So please add it to the changelog as an explanation why the mutex -> rcu
switch is safe, thanks.
  

Patch

diff --git a/fs/btrfs/zoned.c b/fs/btrfs/zoned.c
index 168af9d000d1..b7e7b5a5a6fa 100644
--- a/fs/btrfs/zoned.c
+++ b/fs/btrfs/zoned.c
@@ -2423,15 +2423,15 @@  bool btrfs_zoned_should_reclaim(struct btrfs_fs_info *fs_info)
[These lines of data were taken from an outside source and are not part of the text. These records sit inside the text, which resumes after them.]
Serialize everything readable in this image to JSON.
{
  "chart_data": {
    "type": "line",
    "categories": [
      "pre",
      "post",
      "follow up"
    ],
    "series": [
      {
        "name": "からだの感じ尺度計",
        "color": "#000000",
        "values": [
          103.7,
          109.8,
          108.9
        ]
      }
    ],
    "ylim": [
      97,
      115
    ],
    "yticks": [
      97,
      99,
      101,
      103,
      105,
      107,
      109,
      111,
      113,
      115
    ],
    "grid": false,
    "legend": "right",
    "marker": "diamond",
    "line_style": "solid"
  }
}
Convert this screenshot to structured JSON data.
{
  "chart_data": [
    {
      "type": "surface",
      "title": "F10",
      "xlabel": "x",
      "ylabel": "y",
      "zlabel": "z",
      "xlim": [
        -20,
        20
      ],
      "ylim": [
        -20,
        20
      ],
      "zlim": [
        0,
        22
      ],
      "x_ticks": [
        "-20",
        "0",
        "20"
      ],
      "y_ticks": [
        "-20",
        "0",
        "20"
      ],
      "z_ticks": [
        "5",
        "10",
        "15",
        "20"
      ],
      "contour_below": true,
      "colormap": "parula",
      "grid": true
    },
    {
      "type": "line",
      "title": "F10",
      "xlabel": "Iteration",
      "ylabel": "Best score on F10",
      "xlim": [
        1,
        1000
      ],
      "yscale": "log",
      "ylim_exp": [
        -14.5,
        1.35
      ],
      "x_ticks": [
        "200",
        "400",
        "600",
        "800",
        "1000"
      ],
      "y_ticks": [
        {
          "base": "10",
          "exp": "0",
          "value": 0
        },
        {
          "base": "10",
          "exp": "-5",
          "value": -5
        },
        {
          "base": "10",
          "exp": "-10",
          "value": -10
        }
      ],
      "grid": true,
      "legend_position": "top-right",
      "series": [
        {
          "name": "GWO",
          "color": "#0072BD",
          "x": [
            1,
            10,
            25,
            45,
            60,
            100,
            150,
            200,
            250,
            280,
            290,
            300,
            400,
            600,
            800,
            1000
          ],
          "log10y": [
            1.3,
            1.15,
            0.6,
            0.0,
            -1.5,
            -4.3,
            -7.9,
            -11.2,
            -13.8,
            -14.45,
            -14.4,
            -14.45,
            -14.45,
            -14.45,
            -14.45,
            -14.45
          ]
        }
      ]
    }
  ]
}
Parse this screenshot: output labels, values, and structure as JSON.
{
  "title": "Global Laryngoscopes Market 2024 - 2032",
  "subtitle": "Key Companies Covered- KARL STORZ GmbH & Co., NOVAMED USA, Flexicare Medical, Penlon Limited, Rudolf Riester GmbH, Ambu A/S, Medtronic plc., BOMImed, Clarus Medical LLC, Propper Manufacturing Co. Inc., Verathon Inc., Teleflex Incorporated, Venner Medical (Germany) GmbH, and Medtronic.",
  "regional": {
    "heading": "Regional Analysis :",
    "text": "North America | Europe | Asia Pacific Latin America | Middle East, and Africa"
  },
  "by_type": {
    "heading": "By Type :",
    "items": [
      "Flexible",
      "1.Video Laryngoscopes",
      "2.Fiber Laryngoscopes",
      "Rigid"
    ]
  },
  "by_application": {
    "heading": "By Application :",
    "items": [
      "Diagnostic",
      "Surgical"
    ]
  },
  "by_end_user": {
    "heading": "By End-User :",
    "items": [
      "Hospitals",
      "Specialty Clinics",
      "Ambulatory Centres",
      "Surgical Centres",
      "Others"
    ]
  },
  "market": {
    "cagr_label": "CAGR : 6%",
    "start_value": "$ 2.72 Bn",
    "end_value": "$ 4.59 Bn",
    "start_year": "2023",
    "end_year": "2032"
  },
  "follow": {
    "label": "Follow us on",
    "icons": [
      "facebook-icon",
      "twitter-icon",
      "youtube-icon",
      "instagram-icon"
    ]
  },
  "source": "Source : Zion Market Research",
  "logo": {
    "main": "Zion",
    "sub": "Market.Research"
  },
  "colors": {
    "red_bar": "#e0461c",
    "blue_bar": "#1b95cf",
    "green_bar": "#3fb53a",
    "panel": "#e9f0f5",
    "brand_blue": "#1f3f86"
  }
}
 	if (fs_info->bg_reclaim_threshold == 0)
 		return false;
 
-	mutex_lock(&fs_devices->device_list_mutex);
-	list_for_each_entry(device, &fs_devices->devices, dev_list) {
+	rcu_read_lock();
+	list_for_each_entry_rcu(device, &fs_devices->devices, dev_list) {
 		if (!device->bdev)
 			continue;
 
 		total += device->disk_total_bytes;
 		used += device->bytes_used;
 	}
-	mutex_unlock(&fs_devices->device_list_mutex);
+	rcu_read_unlock();
 
 	factor = div64_u64(used * 100, total);
 	return factor >= fs_info->bg_reclaim_threshold;